Le 03/09, He Jianzhong, vice-ministre des Transports, présentait de nouvelles lignes directrices pour la réforme du transport maritime. Le fait qu’il s’agisse de la seconde directive en 12 mois, souligne la crise d’un armement chinois déficitaire depuis 5 ans.
La raison n°1 se trouve dans les propriétés et gestions publiques : les provinces et villes côtières tendent à faire vivre leur compagnie, à perte. En 2013, la flotte chinoise comptait 142 millions de TJB de capacité (4ème rang mondial), mais ils sont atomisés entre 240 armements.
Le résultat est une offre de services peu compétitifs sur des lignes inadéquates et aux horaires aléatoires. Aussi, malgré les appels répétés des pouvoirs publics, cette flotte hétéroclite n’a jamais pu conquérir plus du quart du trafic national.
Une autre raison tient à la course que se sont livrés tous ces acteurs avant 2008, course aux commandes de nouveaux navires (à l’époque, tous les records de volumes des exports étaient battus chaque année) – lesquels n’ont ensuite jamais été amortis.
Aussi dans ses lignes directrices, Pékin vise 7 objectifs d’ici 2020. Afin de dégonfler la surcapacité, les groupes maritimes sont invités à retirer les navires obsolètes, consommant trop et polluants. Fusions et acquisitions sont encouragées, surtout autour de hubs tels Shanghai ou Dalian, dans l’espoir d’en améliorer les services au niveau d’attractivité de Londres et autres.
Des groupes endettés tels Cosco ou China Shipping doivent améliorer la gestion, maîtriser les coûts et atteindre l’économie d’échelle. Les routes maritimes devraient être révisées—avec peut-être celle arctique, aujourd’hui dangereuse mais prometteuse d’un marché neuf, à prendre.
Au fait, comment financer ce grand tournant, la reprise d’armateurs déficitaires, la mise à la casse de cargos hypothéqués ? Le document évoque vaguement une nouvelle taxation (bonifications ou exemptions d’impôts) et « d’autres mesures similaires ».
Intégreront-elles le retour aux subventions, une des causes de la crise actuelle ? Confronté à des choix difficiles, l’Etat pourrait opter pour sauver les plus gros (« too big to fail »), laissant la nature décider pour les autres.
Une nouvelle alliance
Sur ce marché chinois, face aux dinosaures publics mal gérés, l’étranger n’a pas attendu pour passer à l’étape suivante et se retrouver avec une longueur d’avance.
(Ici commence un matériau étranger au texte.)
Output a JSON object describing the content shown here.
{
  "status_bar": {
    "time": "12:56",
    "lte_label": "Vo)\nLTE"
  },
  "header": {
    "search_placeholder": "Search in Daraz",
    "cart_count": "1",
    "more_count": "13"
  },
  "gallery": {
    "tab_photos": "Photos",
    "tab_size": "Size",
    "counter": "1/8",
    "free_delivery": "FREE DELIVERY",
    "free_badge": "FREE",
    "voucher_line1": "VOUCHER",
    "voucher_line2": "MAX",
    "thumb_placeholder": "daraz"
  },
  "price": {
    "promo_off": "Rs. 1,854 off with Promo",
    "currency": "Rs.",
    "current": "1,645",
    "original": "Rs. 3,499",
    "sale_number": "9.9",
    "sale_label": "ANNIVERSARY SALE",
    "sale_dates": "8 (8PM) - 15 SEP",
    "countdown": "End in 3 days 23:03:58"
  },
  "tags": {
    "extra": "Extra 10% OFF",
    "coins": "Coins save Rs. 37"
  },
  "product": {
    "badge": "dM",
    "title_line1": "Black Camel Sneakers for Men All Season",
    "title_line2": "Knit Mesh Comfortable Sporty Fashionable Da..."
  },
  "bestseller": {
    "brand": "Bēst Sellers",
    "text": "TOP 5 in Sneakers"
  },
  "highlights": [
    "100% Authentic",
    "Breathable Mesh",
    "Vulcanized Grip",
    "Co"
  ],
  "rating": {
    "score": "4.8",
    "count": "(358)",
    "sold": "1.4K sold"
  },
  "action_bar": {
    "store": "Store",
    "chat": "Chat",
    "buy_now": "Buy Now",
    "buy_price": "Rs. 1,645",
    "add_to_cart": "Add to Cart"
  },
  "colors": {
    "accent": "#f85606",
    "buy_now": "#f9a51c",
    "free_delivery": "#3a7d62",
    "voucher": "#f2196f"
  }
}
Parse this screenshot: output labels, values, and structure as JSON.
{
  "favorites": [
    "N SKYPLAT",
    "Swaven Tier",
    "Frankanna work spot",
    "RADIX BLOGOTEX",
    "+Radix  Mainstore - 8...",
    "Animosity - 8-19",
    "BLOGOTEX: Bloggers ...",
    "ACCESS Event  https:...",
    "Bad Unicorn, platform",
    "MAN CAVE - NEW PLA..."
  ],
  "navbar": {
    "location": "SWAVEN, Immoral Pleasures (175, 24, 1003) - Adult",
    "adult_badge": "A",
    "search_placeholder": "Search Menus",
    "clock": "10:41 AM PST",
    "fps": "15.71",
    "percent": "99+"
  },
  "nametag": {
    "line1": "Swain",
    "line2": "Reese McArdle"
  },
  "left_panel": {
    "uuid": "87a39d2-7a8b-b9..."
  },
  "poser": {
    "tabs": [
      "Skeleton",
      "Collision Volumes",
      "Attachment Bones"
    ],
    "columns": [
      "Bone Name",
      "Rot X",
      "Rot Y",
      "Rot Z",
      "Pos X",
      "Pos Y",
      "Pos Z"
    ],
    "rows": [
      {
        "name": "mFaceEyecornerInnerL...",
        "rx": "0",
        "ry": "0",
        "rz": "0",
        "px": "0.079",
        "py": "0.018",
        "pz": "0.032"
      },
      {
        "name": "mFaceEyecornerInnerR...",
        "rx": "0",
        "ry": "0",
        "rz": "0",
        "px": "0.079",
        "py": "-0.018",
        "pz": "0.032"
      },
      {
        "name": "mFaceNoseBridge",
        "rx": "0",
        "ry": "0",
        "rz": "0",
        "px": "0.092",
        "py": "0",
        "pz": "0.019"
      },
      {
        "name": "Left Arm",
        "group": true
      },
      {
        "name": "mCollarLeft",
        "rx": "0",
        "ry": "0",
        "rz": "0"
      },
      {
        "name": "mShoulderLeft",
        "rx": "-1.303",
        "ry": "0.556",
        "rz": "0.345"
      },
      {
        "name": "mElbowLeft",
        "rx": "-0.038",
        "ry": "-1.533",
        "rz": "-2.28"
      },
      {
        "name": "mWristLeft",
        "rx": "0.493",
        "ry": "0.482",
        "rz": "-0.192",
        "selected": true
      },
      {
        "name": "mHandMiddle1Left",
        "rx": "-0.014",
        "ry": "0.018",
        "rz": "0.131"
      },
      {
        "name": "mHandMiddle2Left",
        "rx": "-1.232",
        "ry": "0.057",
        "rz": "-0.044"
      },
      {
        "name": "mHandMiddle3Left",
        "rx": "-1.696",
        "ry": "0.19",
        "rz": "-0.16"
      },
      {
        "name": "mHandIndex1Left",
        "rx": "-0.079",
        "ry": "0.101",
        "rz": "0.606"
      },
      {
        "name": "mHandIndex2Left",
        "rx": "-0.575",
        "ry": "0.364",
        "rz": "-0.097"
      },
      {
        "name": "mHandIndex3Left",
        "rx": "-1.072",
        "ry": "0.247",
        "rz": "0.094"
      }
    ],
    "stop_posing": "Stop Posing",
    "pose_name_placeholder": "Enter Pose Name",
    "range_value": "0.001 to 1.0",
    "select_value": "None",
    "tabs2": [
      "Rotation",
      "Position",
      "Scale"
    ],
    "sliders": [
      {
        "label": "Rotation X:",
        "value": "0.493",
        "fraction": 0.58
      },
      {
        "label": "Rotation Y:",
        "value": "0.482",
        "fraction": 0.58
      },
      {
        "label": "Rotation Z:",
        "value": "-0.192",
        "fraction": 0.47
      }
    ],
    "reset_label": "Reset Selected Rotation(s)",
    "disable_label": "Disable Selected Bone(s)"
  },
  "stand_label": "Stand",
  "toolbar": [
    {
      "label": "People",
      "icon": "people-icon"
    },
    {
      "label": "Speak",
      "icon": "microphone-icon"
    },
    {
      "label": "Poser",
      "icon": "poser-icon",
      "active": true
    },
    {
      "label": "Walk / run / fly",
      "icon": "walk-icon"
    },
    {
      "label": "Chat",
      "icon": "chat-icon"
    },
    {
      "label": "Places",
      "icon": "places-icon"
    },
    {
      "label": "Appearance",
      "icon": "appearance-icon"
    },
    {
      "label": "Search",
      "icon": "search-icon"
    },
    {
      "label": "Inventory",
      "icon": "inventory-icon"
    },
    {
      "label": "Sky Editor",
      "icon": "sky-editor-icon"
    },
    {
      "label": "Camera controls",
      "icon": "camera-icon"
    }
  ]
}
En deux ans, parmi les vingt premiers pavillons globaux, trois consortia sont nés : le G6 (6 armateurs), le CKYHE (5 compagnies) et le « 2M » de Maersk et MSC (Mediterranean Shipping).
Or la dernière alliance vient d’être officialisée le 9 septembre : Ocean Three qui rallie CMA-CGM (France, n°3), CSCL (Chine, n°7) et UASC (United Arab, n°19).
Les partenaires exploiteront 15 services parfois quotidiens entre 5 continents, via des hubs communs de transbordement, et partageront en partie maintenance et équipages.
Comme les 3 autres alliances, Ocean Three est soumise à l’approbation d’autorités, telles la US Federal Maritime Commission (FMC), l’UE et la Chine.
Fait remarquable, une 1ère tentative d’alliance de CMA-CGM avec Maersk et Moeller avait capoté en juin dernier sur veto chinois, malgré le « oui » de la FMC. Ce qui avait forcé le pavillon tricolore à mettre les bouchées doubles pour créer un autre montage.
Le fait que la nouvelle alliance inclue désormais le groupe shanghaien, pourrait bien révéler la raison du blocage de Pékin : ce regroupement envisagé des trois plus gros mondiaux, ne comportait pas de partenaire chinois !
Dans la mesure où de tels pools risquaient d’étrangler progressivement tout outsider à l’avenir, imposer la présence d’un de ses propres champions, était pour la Chine une question de légitime défense.